2.3. Pyrroloiminoquinones and Related Pyrroloquinolines from Hydroids, Bacteria and Fungi
Pyrroloiminoquinone-related compounds have been isolated from several organisms unrelated to marine sponges or ascidians and this occurrence may hold important information to aid the identification of biosynthetic gene clusters or possibly even microbial symbionts responsible for or involved in pyrroloiminoquinone biosynthesis. Such organisms include the Australian marine hydroid
Macrorynchia philippina which contains several cytotoxic macrophilones
[27][28]. Some of these, exhibit a fully formed pyrroloiminoquinone core and have been shown to inhibit the conjugation of SUMO peptides to target proteins, eliciting greatly decreased levels of proteins involved in ERK signaling, while also exhibiting selective cytotoxicity in the NCI-60 anticancer panel
[27][28]. In addition, related pyrroloquinoline alkaloids such as the lymphocyte kinase-inhibiting lymphostin
[33] and the selectively cytotoxic ammosamides
[34] are produced by marine-derived actinomycetes,
Salinispora sp. and
Streptomyces sp., respectively (
Figure 5).
Figure 5. Pyrroloiminoquinone-related natural products from marine hydroids, marine soil-derived bacteria, and terrestrial fungi. Variable substituents are shown in blue.
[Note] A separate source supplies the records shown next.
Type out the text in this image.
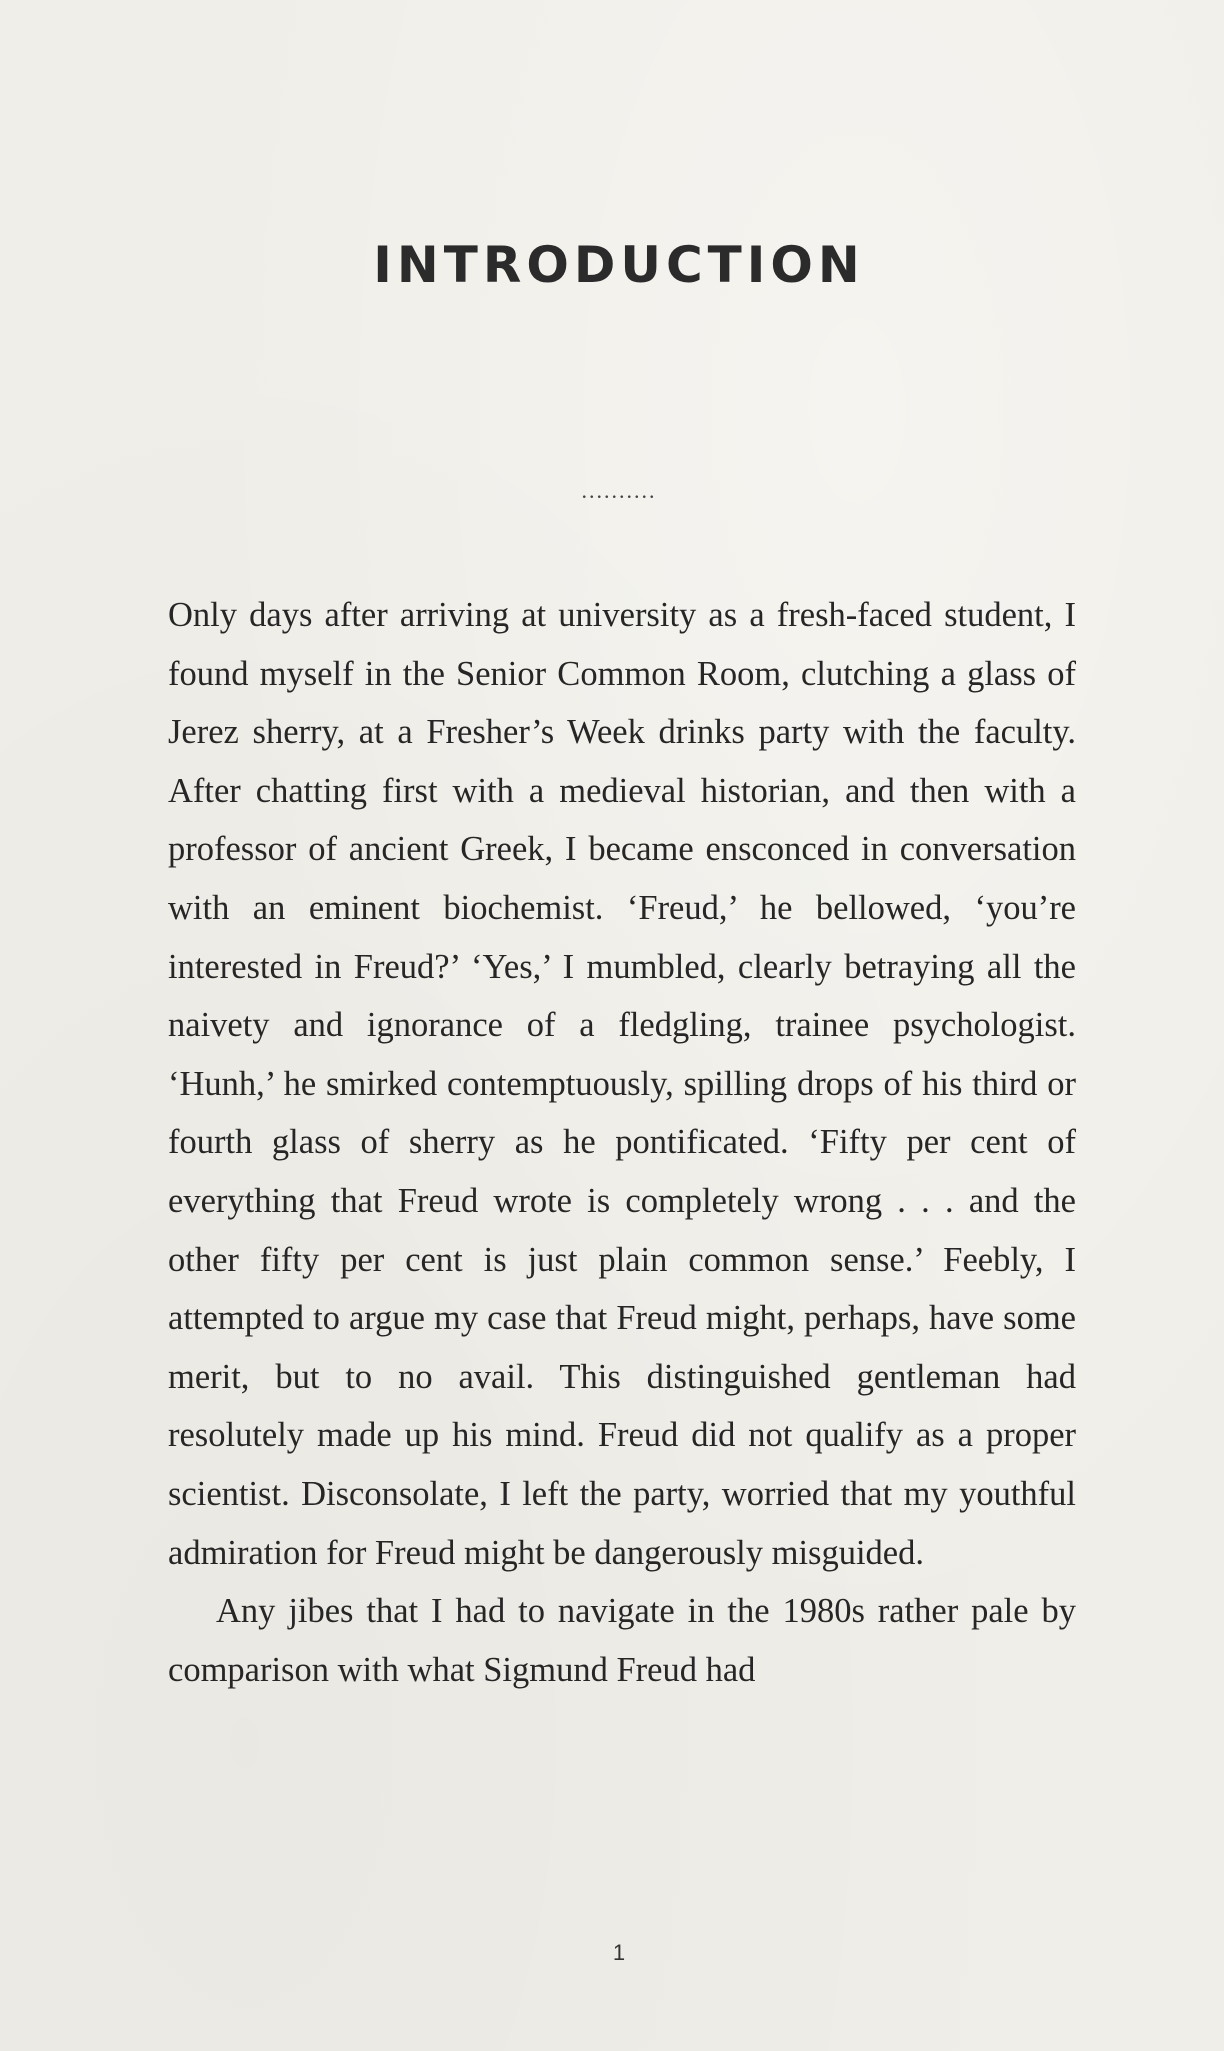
INTRODUCTION
..........

Only days after arriving at university as a fresh-faced student, I found myself in the Senior Common Room, clutching a glass of Jerez sherry, at a Fresher’s Week drinks party with the faculty. After chatting first with a medieval historian, and then with a professor of ancient Greek, I became ensconced in conversation with an eminent biochemist. ‘Freud,’ he bellowed, ‘you’re interested in Freud?’ ‘Yes,’ I mumbled, clearly betraying all the naivety and ignorance of a fledgling, trainee psychologist. ‘Hunh,’ he smirked contemptuously, spilling drops of his third or fourth glass of sherry as he pontificated. ‘Fifty per cent of everything that Freud wrote is completely wrong . . . and the other fifty per cent is just plain common sense.’ Feebly, I attempted to argue my case that Freud might, perhaps, have some merit, but to no avail. This distinguished gentleman had resolutely made up his mind. Freud did not qualify as a proper scientist. Disconsolate, I left the party, worried that my youthful admiration for Freud might be dangerously misguided.

Any jibes that I had to navigate in the 1980s rather pale by comparison with what Sigmund Freud had

1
While the vast majority of pyrroloiminoquinone structures have been reported from marine sources, terrestrial fungi of the genus
Mycena have been shown to produce a range of pigments with clear structural relation to pyrroloiminoquinones (
Figure 5). These comprise mycenarubins, mycenaflavins, haematopodins
[30][32], sanguinones
[29] and pelianthinarubins
[31]. Some mycenaflavins have shown cytotoxic activity, while haematopodins and mycenarubins have been reported to exert antibiotic activity against soil bacteria
[32]; however, compared with marine pyrroloiminoquinones, the biological activity of these fungal pyrroloquinolines has not been extensively investigated to date.